Zee didn’t put the butter dish down. “Mom, I’ve met Case twice. We’re strangers.” Bruce’s children had always lived in Texas.

“Yes,” Gracie said, “and it’s a shame. Didn’t you dance with him at our wedding, Zilla? You’d have been in college, the both of you. He’s quite athletic.”

“No.”

“Well he’s out of work. He lost five million dollars and they fired him. Miriam’s a wonderful artist, but it doesn’t support them, you know how that is, so they need the space as much as you.”

Doug managed to nod, and hoped Zee wouldn’t hold it against him.

“So they’ll both hang around the house all day,” Zee said.

“Well yes, but it shouldn’t bother you, as you’ll be at work. It only concerns Douglas. He could even write about them!” Gracie rubbed the coral lipstick off her mug and smoothed her hair — still blonde, still perfect. “And something will open up at the college for Douglas, I’m sure of it. Are you asking for him?”

“Really,” Doug said, “I don’t mind. I can get used to anything.”

That afternoon, Doug watched his wife from the window above his desk. She stood on the lawn between the big house and the coach house. Anyone else might have paced. For Zee, stillness was the surest sign of stress. She stared at the coach house as if she might burn it down. As if it might burn her down.
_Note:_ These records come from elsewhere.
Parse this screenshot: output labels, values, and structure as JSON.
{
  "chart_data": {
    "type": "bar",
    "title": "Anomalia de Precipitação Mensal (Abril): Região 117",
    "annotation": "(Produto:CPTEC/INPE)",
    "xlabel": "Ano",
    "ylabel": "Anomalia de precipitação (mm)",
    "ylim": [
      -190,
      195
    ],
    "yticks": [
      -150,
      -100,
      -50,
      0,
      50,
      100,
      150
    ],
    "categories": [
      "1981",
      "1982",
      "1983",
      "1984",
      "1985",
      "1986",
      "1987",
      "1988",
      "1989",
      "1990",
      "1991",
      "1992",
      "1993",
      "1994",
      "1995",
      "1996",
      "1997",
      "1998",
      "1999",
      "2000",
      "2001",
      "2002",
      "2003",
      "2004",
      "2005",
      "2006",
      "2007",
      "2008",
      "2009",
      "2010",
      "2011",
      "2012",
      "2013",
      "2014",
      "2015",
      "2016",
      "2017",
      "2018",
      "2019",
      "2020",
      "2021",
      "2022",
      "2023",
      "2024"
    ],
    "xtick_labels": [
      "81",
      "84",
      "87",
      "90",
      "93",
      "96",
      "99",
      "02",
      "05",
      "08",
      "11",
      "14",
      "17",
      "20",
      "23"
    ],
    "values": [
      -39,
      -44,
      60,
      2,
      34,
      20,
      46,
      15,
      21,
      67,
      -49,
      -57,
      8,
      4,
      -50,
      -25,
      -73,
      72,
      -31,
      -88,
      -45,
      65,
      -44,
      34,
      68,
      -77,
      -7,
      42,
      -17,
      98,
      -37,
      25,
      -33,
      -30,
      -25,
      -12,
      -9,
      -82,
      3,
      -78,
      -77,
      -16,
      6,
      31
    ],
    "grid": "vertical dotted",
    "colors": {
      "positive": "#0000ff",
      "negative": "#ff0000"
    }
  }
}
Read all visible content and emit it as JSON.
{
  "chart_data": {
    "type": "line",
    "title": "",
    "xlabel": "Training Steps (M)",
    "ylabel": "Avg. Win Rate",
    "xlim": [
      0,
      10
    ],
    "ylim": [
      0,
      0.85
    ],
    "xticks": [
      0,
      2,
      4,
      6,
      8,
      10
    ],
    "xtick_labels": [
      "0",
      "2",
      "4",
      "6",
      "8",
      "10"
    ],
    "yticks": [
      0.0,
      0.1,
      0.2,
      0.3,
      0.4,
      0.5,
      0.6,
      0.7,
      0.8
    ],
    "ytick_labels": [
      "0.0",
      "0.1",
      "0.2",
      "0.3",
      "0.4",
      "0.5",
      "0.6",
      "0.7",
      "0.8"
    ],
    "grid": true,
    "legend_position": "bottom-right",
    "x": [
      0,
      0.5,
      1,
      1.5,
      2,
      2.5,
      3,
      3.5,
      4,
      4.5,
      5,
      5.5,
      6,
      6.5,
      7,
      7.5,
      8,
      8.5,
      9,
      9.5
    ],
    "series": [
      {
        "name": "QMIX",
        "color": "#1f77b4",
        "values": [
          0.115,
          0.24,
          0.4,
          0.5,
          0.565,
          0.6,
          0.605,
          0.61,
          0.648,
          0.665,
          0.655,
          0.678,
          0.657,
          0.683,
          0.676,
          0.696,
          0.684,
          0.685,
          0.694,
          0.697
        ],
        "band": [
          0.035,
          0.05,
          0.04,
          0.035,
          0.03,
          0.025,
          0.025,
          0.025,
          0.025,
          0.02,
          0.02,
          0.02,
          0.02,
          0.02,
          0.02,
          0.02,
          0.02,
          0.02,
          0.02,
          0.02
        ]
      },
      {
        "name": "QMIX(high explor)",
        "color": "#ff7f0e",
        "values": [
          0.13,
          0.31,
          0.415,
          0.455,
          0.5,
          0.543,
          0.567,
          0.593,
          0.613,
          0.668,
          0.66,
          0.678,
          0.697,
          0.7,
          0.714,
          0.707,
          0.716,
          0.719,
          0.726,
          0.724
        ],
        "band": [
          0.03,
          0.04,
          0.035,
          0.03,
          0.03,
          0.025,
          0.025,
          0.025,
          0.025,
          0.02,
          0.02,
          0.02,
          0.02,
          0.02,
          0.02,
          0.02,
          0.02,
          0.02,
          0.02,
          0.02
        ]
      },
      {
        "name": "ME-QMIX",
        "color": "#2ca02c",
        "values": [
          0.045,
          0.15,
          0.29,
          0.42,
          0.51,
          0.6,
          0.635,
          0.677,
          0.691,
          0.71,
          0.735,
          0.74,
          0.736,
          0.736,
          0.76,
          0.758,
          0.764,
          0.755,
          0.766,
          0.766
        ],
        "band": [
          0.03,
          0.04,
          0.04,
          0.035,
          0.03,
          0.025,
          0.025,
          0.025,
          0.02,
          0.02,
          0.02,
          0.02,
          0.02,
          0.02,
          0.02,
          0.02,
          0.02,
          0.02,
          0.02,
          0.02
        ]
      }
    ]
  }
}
She wouldn’t let herself pitch a fit. At some point she and Gracie had come to the tacit agreement that no actual money or property would pass between them. It was the apotheosis of that old-money creed that money should never be discussed: In this family, it couldn’t even be used. Doug had doubts whether Zee would even accept her eventual inheritance, or just give it directly to some charity Gracie wouldn’t approve of. She was a Marxist literary scholar — this was how she actually introduced herself at wine and cheese receptions, leaving Doug to explain to the confused physics professor or music department secretary that this was more a theoretical distinction than a political one — and having money would not help her credibility. But she had accepted the house.

And now this.

The Texans were just there one Tuesday in June when Doug returned from the gym. He picked a box off the U-Haul lip and carried it up to the kitchen, which sat between the two second-floor apartments. Doug loved the feel of an upstairs kitchen, of looking out over the driveway as he flipped pancakes.